Mortgage arrears up 34% year on year
The number increases to 15,000 in June, Centrix affirms.
According to a recent report from Centrix, the amount of individuals who are falling behind on their loan payments has surpassed the levels seen in 2019.
As outlined in the recent Centrix June Credit Indicator report, there has been a 4% increase in consumer delinquencies compared to the same time last year. This means that 426,000 New Zealanders are currently experiencing difficulties in making their loan payments, which represents a rise of 15,000 individuals in just one month.
According to Centrix, a considerable portion of individuals with active credit accounts have fallen behind on their payments. Specifically, around 11.7% of the credit population is facing this issue. Moreover, there are alarming rates of arrears in two types of credit accounts. Unsecured personal loans are experiencing a double-digit arrears rate of 10%, while buy now pay later accounts have a slightly higher rate of 10.4%.
The number of people falling behind on their mortgage payments has risen by 1.32%. Approximately 19,500 households are currently facing mortgage delinquency, which is a 34% increase compared to the previous year. These figures signify the highest level of delinquencies observed since the onset of the COVID-19 pandemic in March 2020, as stated by the credit agency.
The data for June shows a reversal from the May statistics presented by Centrix. In May, the number of mortgages in arrears decreased to 19,000.
Keith McLaughlin, the managing director of Centrix (shown in the picture above), informed NZ Adviser that delinquencies often increased during the holiday season and began to decline in the midst of the year.
"The situation has changed direction – there's been an increase – and that's worrying," McLaughlin expressed.
McLaughlin expressed that borrowers were still worried about the consequences of increasing interest rates and the unpredictability surrounding living expenses.
According to the opinions circulating in the market, indicating that interest rates are getting closer to reaching the highest point, McLaughlin expressed his anticipation that borrowers would feel more assured about the stabilization of interest rates by the conclusion of the third quarter.
"The issue of the cost of living still persists… I don't foresee any decrease in the [unpaid debts] until late September or early October," he expressed.
According to McLaughlin, he anticipates that borrowers will become more mindful in the near future about the eventual cost of living, enabling them to make appropriate plans.
"Spending on non-essential items might begin to rise, hence boosting consumer faith... I reckon the issue lies in the lack of certainty," he stated.
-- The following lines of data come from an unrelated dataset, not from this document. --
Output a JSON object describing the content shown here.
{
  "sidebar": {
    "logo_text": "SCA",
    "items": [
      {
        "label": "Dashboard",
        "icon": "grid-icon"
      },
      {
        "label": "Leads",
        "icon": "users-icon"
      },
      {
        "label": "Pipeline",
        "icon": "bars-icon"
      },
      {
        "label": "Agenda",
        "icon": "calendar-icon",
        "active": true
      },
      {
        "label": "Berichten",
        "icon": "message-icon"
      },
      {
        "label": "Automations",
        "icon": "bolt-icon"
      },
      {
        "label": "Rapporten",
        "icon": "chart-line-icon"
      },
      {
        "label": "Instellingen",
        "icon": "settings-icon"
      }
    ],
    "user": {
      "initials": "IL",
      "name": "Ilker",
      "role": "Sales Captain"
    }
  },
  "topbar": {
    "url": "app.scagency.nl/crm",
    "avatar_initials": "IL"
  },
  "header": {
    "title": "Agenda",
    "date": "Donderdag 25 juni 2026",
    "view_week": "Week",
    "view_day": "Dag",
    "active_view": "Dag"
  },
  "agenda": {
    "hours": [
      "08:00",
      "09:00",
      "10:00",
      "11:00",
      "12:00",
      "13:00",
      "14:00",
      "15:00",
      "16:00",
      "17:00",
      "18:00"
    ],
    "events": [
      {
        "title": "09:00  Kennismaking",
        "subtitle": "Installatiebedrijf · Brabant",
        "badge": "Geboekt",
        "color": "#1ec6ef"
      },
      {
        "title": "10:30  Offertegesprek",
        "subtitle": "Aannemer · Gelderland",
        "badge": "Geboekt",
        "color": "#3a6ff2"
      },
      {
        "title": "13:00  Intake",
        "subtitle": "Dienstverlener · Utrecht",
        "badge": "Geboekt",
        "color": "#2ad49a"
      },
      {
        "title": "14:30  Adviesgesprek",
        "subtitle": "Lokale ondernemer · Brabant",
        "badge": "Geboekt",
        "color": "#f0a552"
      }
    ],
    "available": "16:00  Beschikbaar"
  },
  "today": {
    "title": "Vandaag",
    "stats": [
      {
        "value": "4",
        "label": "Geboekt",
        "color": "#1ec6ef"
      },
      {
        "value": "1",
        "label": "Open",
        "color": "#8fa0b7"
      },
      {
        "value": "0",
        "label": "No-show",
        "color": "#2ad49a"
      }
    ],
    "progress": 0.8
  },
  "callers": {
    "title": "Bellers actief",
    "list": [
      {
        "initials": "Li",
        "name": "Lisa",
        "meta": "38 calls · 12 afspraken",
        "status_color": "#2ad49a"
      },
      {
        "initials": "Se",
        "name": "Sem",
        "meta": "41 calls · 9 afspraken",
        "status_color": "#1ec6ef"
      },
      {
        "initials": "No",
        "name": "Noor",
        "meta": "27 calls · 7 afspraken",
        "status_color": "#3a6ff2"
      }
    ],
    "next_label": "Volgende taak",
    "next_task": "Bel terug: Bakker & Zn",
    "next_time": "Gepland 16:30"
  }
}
According to McLaughlin, households can be broadly categorized into two groups: those who recently purchased property and took on a substantial amount of debt, and those who have owned property for a longer period of time and have either fully paid off or significantly reduced their mortgage. The former group will continue to experience financial strain, while the latter group is not affected to the same degree.
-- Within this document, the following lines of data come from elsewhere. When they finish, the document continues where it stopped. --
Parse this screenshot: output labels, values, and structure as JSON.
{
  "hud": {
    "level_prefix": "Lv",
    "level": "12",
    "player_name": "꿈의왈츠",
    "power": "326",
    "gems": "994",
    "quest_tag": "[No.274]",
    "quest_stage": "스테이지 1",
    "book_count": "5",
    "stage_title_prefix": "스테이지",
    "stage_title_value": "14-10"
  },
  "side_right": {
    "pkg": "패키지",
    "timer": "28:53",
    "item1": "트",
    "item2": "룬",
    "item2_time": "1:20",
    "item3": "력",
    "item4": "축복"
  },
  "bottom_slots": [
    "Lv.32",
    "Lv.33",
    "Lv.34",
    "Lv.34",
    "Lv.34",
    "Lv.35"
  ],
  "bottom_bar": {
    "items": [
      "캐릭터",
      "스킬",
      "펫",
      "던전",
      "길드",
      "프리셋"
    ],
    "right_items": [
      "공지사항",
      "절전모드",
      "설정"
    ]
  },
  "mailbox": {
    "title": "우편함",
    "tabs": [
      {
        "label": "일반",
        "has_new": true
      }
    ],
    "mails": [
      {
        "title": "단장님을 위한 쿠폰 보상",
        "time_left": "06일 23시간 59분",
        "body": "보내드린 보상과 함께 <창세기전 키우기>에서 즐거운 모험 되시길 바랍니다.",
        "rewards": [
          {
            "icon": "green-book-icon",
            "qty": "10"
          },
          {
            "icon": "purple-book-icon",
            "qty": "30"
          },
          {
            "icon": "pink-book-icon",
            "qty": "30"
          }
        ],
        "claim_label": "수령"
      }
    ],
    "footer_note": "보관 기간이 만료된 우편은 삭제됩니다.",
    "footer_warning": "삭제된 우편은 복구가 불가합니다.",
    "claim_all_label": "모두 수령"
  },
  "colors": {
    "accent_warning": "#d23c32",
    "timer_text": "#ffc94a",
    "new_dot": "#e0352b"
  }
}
27% Drop In New Mortgage Lending
The June statistics from Centrix revealed a decrease of 27% in fresh mortgage loans compared to the previous year, indicating a decline in the real estate market.
Centrix reported that the demand for mortgage activity was low, as there was a 3.4% decrease in application enquiries compared to the previous year.
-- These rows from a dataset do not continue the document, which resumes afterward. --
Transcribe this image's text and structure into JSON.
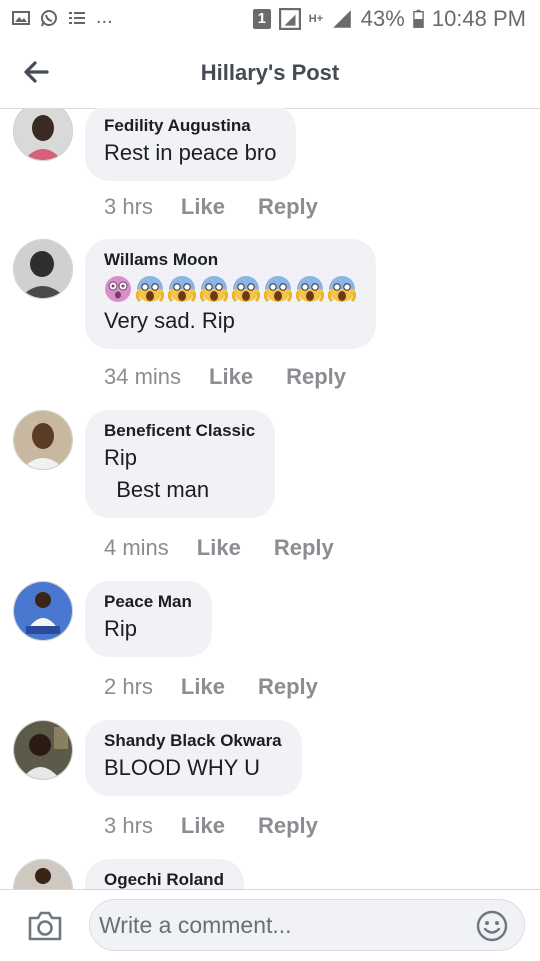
{
  "status_bar": {
    "left_icons": [
      "image-icon",
      "whatsapp-icon",
      "list-icon",
      "more-icon"
    ],
    "more": "...",
    "right_icons": [
      "notification-badge-icon",
      "signal-icon",
      "h-plus-icon",
      "signal-icon",
      "battery-icon"
    ],
    "badge": "1",
    "network": "H+",
    "battery": "43%",
    "time": "10:48 PM"
  },
  "header": {
    "title": "Hillary's Post",
    "back_icon": "arrow-left-icon"
  },
  "comments": [
    {
      "name": "Fedility Augustina",
      "lines": [
        "Rest in peace bro"
      ],
      "time": "3 hrs",
      "like": "Like",
      "reply": "Reply",
      "avatar_color": "#c85a6c"
    },
    {
      "name": "Willams Moon",
      "emojis": [
        "astonished-face-icon",
        "screaming-face-icon",
        "screaming-face-icon",
        "screaming-face-icon",
        "screaming-face-icon",
        "screaming-face-icon",
        "screaming-face-icon",
        "screaming-face-icon"
      ],
      "lines": [
        "Very sad. Rip"
      ],
      "time": "34 mins",
      "like": "Like",
      "reply": "Reply",
      "avatar_color": "#5a5a5a"
    },
    {
      "name": "Beneficent Classic",
      "lines": [
        "Rip",
        "  Best man"
      ],
      "time": "4 mins",
      "like": "Like",
      "reply": "Reply",
      "avatar_color": "#9a7d5e"
    },
    {
      "name": "Peace Man",
      "lines": [
        "Rip"
      ],
      "time": "2 hrs",
      "like": "Like",
      "reply": "Reply",
      "avatar_color": "#3b5bb5"
    },
    {
      "name": "Shandy Black Okwara",
      "lines": [
        "BLOOD WHY U"
      ],
      "time": "3 hrs",
      "like": "Like",
      "reply": "Reply",
      "avatar_color": "#4c4638"
    },
    {
      "name": "Ogechi Roland",
      "lines": [],
      "time": "",
      "like": "",
      "reply": "",
      "avatar_color": "#6a4a3a"
    }
  ],
  "composer": {
    "placeholder": "Write a comment...",
    "camera_icon": "camera-icon",
    "emoji_icon": "smiley-icon"
  }
}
Centrix reported a substantial increase of 10% in non-mortgage lending compared to the previous year. This growth was primarily fueled by the impressive expansion in vehicle loan financing.
Apart from consumer loans and home mortgages, there was a noticeable increase in the number of credit defaults in the corporate industry, with a significant rise of 35% in the total number of company liquidations compared to the previous year.
Centrix reported an noticeable increase in credit defaults spanning multiple industries, such as the real estate/rental sector, hospitality, retail commerce, and construction.
According to the latest statistics released in June, the percentage of unpaid vehicle loans has increased to 5.7%, marking a significant 31% surge compared to the previous year. In contrast, the amount of overdue credit card payments has decreased to 4.5%, albeit slightly above the corresponding figures from last year.
In addition to mortgages and personal loans, there was an increase in demand for nearly all credit products, as reported by Centrix. The credit agency pointed out that the demand for financing new vehicles remained strong, with inquiries showing a 17% growth compared to the previous year.
As a mortgage consultant, do you notice an uptick in financial strain related to mortgages among your clients? Feel free to express your opinions in the comment section located beneath.